Bilim: Sanat Tarihi ve Fotoğraf

Theôria sözcüğü, horaô eyleminden gelmektedir. Horaô “görüyorum” demektir. Theôria ise bu bağlamda “görülen” demektir. Ayrıca, tasarım dikkat, merak, görülenden duyulan sevinç, düzenlenen dinsel kaynaklı şölenlerde seyirci olmak, tapınaklarda geleceği bilen kahinlere soru sormaya gitmek anlamları var… Olağan ki düşünme, derin düşünme, araştırma anlamlarını da taşıyor. Teoride görme Osmanlıca’daki “nazar” nazariyat sözcükleri de benzer durumu dile getiriyor.

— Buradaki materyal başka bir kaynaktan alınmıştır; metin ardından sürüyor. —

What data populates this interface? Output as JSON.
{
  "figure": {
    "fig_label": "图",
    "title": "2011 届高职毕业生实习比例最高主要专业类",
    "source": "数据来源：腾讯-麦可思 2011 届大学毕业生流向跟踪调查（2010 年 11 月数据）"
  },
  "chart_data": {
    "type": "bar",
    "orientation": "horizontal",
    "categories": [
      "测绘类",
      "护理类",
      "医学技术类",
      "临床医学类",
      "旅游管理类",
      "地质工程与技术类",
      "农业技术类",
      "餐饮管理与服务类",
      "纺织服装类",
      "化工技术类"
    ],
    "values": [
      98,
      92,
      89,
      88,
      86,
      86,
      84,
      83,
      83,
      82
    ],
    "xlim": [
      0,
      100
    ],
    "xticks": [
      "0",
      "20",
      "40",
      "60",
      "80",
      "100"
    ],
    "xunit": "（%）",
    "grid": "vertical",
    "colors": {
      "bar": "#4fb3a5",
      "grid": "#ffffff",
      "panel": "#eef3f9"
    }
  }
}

Eski çağlarda, sözcüğün kökeni buralara dek ulaşmış ve Ahmet İnam’da bu şekilde açıklamış. Türkçe’de ise bilgi, bilim sözcüğünün kökeni bügü, büyü sözcüğüne dek ulanabilir, ulaşabilir. Bilmediğin, bilmek için çabaladığın şeyi gene görüntü olarak elde etme çabası, var etme çabası önemli bir yere sahiptir.

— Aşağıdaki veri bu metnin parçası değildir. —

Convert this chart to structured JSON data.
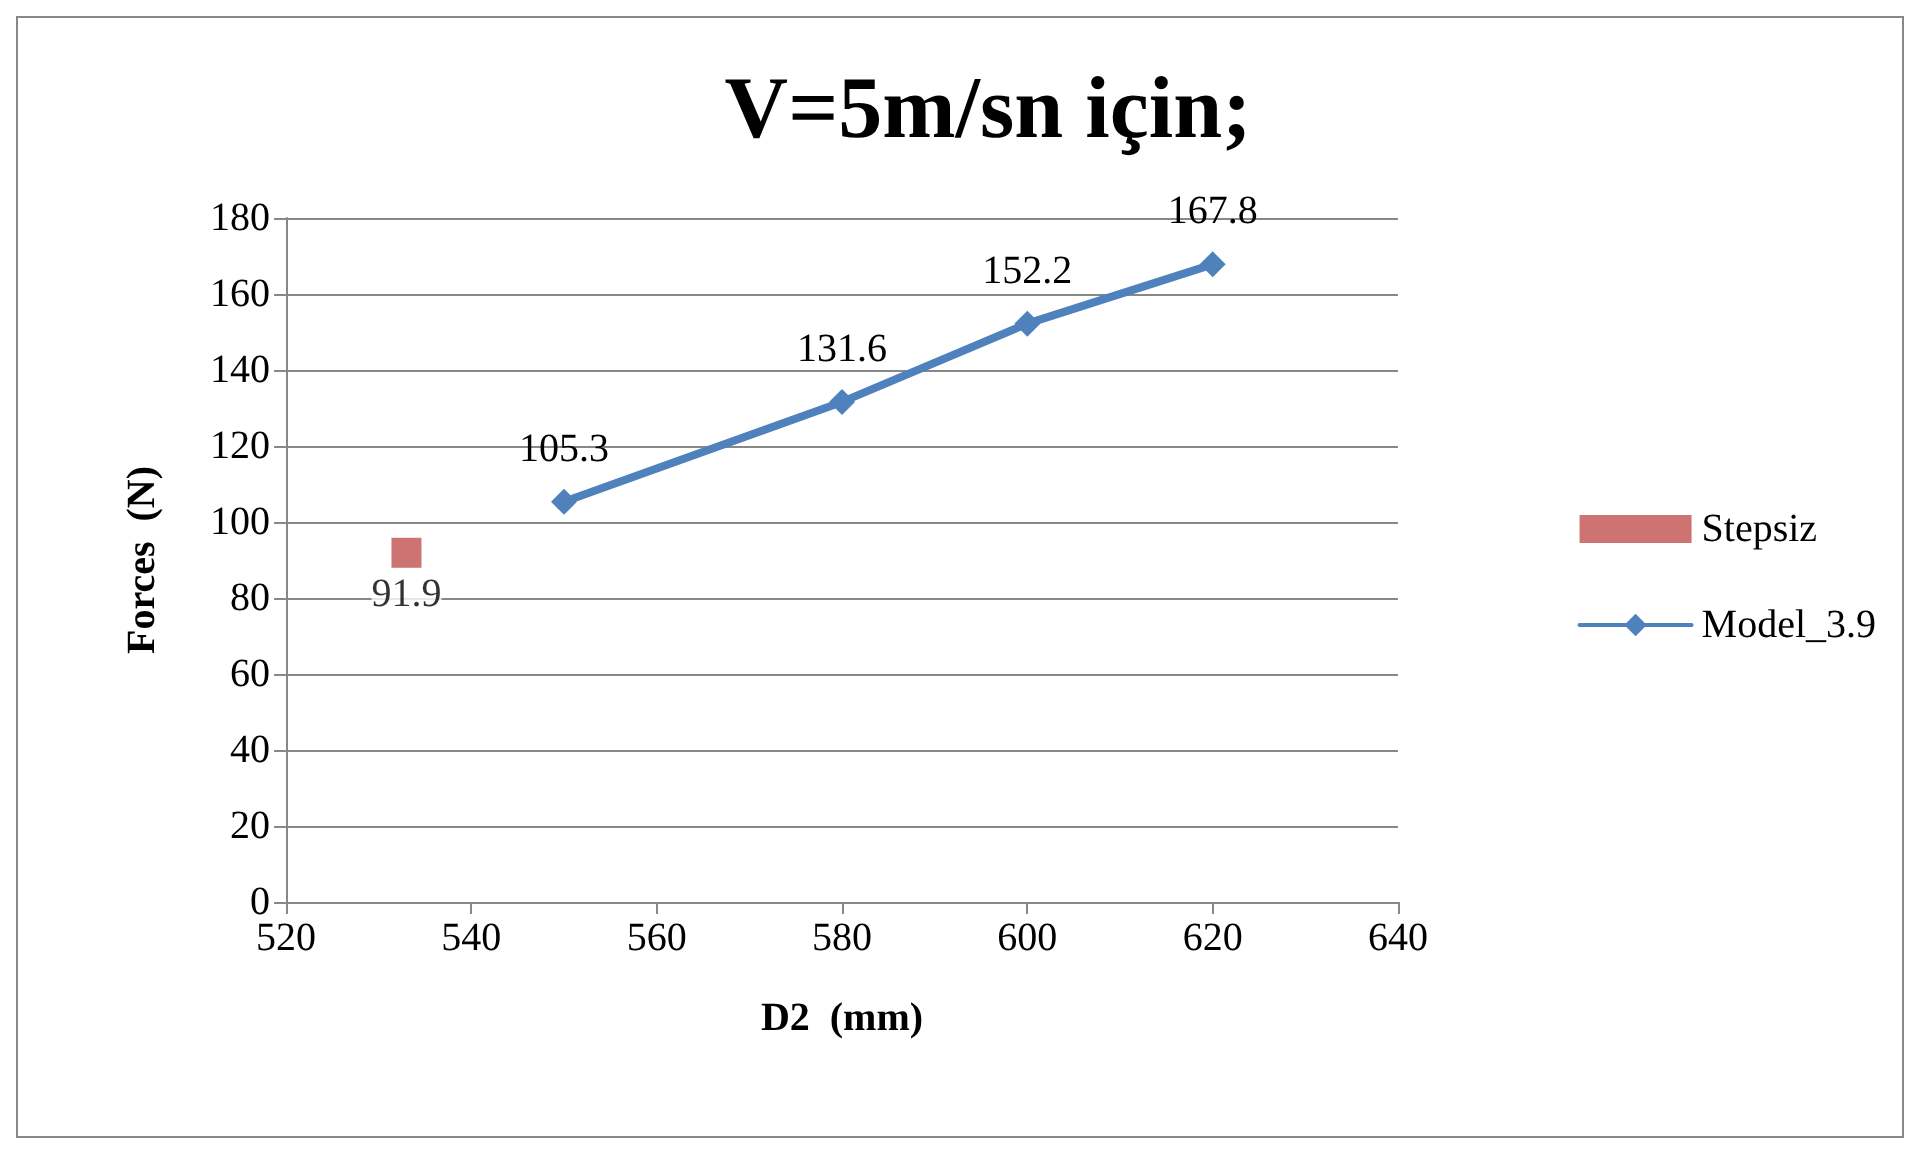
{
  "chart_data": {
    "type": "line",
    "title": "V=5m/sn için;",
    "xlabel": "D2  (mm)",
    "ylabel": "Forces  (N)",
    "series": [
      {
        "name": "Stepsiz",
        "type": "scatter",
        "color": "#c0504d",
        "marker": "square",
        "x": [
          533
        ],
        "values": [
          91.9
        ]
      },
      {
        "name": "Model_3.9",
        "color": "#4f81bd",
        "marker": "diamond",
        "x": [
          550,
          580,
          600,
          620
        ],
        "values": [
          105.3,
          131.6,
          152.2,
          167.8
        ]
      }
    ],
    "xlim": [
      520,
      640
    ],
    "xticks": [
      520,
      540,
      560,
      580,
      600,
      620,
      640
    ],
    "ylim": [
      0,
      180
    ],
    "yticks": [
      0,
      20,
      40,
      60,
      80,
      100,
      120,
      140,
      160,
      180
    ],
    "grid": "y",
    "legend": "right",
    "data_labels": true,
    "line_style": "solid"
  }
}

Sanat Tarihi ise kendini, tarihten kendini, bilinen bir tanım olan “maddi kültür eşyasının incelenmesi” bağlamında ayırır. Bu yaklaşımıyla, sosyal bilimlerden çok, fen bilimlerine yakındır, deney yapılan nesne olması onun bu fen bilimlerine yaklaşmasını sağlar. Bu da Sanat Tarihi’nin gerçek bir bilim dalı olma yolunda hızla ilerlediğinin tanıtıdır,


Demek ki bu görme işlevini, bilimin temelinde, teori, kuram temelinde aramak, sözcük bağlamında doğru, yeterlidir, ancak bilimin sosyal bağlamı gerçek bir sonuç elde etmenin yanı sıra, nesnelliğin ötesine gidebilmektir, işte bu bağlamıyla, sosyal bilimleri de kapsar, ancak teori bağlamı, gene Sanat tarihçisinin işlevsel yanı ve dünyaya bakışıyla ilintilidir. Bilim ve fotoğrafın bu denli birbirine yakın olması ise, -ölçülebilir, denetlenebilir olana- özenle incelenmeli bu yaklaşım dikkate alınmalıdır. Yoksa tarih bilimiyle çokca karıştırılır.